Its responsibilities are:

  • prepare a mountpoint
  • create a mounted workspace view
  • own cleanup on drop

This is the main performance-oriented seam for future session reuse.

ChangeSummaryService

ChangeSummaryService provides a post-execution summary of which workspace paths changed. The current implementation is audit-delta based, which keeps it cheap and scoped to the executed command.

Proxy Runtime

ProxyRuntime is the orchestration layer behind the proxy command path.
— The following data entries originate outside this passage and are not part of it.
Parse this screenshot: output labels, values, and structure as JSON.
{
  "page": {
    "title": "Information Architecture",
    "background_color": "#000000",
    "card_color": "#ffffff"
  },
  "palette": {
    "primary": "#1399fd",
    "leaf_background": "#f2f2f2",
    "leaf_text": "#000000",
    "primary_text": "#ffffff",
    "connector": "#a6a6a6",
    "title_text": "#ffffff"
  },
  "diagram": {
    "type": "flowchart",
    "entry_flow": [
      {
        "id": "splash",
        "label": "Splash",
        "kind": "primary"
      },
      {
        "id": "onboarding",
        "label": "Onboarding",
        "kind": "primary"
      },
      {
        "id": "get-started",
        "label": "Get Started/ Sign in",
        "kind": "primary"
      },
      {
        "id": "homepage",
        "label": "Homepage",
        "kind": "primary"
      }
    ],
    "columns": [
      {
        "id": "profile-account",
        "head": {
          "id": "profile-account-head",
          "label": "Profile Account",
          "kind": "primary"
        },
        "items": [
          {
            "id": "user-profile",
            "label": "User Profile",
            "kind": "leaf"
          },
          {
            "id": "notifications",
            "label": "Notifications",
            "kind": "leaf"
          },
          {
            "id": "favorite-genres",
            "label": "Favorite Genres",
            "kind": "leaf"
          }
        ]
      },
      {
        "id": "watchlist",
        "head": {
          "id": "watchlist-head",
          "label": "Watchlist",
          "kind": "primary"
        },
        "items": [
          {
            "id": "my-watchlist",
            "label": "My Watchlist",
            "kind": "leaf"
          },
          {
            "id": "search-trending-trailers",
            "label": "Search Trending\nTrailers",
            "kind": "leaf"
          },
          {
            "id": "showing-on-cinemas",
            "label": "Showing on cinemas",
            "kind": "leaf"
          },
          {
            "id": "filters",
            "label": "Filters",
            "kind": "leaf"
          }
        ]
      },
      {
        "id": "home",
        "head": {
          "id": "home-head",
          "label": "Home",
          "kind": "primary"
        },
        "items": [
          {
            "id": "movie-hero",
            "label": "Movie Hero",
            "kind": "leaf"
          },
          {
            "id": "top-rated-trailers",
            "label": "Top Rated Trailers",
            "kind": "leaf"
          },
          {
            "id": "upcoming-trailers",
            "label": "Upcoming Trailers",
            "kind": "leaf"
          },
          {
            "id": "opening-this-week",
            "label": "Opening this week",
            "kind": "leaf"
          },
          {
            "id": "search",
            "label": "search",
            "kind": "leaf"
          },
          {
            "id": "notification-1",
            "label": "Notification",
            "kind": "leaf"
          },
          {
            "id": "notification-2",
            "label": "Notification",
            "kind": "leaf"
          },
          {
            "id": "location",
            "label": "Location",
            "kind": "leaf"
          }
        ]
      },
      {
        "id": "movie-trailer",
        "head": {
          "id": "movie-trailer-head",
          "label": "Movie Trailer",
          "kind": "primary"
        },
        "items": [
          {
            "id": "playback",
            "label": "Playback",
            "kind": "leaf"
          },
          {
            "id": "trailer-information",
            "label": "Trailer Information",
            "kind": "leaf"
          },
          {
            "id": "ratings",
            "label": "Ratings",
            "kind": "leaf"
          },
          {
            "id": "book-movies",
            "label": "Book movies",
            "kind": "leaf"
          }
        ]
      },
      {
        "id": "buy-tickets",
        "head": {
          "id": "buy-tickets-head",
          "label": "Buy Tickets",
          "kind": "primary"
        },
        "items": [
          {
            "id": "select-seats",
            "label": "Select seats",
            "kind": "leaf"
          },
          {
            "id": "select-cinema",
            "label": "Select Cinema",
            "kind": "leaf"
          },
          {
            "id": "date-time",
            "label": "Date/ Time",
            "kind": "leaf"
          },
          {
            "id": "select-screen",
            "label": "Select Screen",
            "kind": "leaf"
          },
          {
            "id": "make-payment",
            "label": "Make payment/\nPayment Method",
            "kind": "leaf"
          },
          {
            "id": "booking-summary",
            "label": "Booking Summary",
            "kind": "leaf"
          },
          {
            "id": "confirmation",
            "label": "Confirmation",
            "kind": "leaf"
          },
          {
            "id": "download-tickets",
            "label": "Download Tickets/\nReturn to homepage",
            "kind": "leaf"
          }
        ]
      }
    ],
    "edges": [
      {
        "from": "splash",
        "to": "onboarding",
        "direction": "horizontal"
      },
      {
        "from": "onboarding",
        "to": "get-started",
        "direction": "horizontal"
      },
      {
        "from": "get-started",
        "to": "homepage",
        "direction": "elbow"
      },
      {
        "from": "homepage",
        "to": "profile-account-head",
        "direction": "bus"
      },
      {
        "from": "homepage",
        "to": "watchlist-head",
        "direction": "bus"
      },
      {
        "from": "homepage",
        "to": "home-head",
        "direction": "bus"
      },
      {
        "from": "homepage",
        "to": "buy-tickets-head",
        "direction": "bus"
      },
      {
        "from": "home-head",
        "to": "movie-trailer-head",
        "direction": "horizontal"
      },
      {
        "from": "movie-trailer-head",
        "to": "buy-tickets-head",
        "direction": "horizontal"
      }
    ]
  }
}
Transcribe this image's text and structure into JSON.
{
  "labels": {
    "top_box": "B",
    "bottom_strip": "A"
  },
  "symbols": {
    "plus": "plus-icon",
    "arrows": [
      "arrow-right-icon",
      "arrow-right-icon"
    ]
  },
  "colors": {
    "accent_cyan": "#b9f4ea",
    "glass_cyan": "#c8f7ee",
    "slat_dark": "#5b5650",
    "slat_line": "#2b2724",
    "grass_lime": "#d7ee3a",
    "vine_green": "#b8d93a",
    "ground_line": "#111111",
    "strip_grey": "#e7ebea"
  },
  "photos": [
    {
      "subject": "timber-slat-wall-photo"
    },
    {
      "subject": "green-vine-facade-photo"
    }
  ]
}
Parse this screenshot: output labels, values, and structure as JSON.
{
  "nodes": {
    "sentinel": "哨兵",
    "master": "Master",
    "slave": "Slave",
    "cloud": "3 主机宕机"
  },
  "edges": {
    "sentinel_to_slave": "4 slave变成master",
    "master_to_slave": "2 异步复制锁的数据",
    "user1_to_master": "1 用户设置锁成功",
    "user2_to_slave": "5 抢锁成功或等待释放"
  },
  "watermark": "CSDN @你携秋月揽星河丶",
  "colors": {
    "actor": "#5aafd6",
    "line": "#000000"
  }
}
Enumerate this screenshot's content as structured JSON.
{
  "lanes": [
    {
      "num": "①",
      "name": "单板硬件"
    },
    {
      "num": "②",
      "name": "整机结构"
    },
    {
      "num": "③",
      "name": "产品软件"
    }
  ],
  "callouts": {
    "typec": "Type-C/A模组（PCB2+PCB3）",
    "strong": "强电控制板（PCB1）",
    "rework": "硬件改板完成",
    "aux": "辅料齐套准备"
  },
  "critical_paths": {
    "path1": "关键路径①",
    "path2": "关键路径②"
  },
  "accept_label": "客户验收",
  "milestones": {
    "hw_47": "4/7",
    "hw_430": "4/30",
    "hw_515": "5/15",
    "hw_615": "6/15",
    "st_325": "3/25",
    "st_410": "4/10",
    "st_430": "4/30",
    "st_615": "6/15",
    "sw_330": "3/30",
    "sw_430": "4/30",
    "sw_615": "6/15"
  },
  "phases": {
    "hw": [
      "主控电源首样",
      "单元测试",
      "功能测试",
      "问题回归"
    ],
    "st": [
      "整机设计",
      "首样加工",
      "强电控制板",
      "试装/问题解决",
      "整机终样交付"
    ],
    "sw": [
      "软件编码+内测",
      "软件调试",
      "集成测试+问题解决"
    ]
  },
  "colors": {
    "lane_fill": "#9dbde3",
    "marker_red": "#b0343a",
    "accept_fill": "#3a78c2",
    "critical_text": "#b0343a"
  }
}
Its current execution flow is:

  1. validate the ExecutionRequest
  2. resolve the target workspace
  3. evaluate policy with PolicyEngine
  4. reject denied or approval-gated commands
  5. baseline change tracking
  6. create an automatic checkpoint when policy and mode require it
  7. create a MountSession
  8. execute the top-level command in the mounted workspace
  9. summarize changed files
  10. return an ExecutionResult

This is the right architectural center for future proxy features.

CLI Adapters

CLI command handlers under src/commands/ should stay thin.

Their role is:

  • parse user input
  • construct runtime requests
  • call runtime services
  • render output

They should not become the place where mount lifecycle, policy decisions, checkpoint strategy, or workspace orchestration accumulates.

Storage Layer

The storage layer remains responsible for durable filesystem state:

  • path resolution
  • content storage
  • version history
  • metadata and tags
  • snapshots / checkpoints
  • audit records

This layer should stay backend-agnostic. Proxy policy and runtime lifecycle should sit above it, not inside it.

Backend Layer

Backends provide physical persistence and indexing behavior.

Current direction:

  • SQLite as the default durable backend
  • Sled as an optional embedded backend
  • LMDB as an optional read-heavy backend

The runtime layer should depend on backend capabilities through storage abstractions, not through backend-specific policy logic.

Extension Rules

These rules matter for both performance and maintainability:

  • Keep policy evaluation side-effect-free.
  • Classify commands before forks, checkpoints, or mounts when possible.
  • Keep mount lifecycle in MountSession, not in CLI subprocess wrappers.
  • Keep task-workspace lifecycle in WorkspaceService, not mixed into general vault CRUD forever.
  • Keep changed-file reporting in runtime/reporting services, not buried in command handlers.
  • Keep agent-facing execution contracts explicit through ExecutionRequest, ExecutionResult, and ExecutionEnvelope.

Current Limits

The architecture is intentionally constrained in a few ways right now:

  • the boundary governs top-level commands, not child-process tracing
  • persistent keep_mount proxy sessions are not implemented in the runtime path yet
  • MountSession and ProxyRuntime are currently FUSE-gated
  • command execution is orchestrated inside ProxyRuntime today and can later be split into a dedicated executor if needed

Those are acceptable limits for the current phase because the main goal is a cheap and practical execution boundary.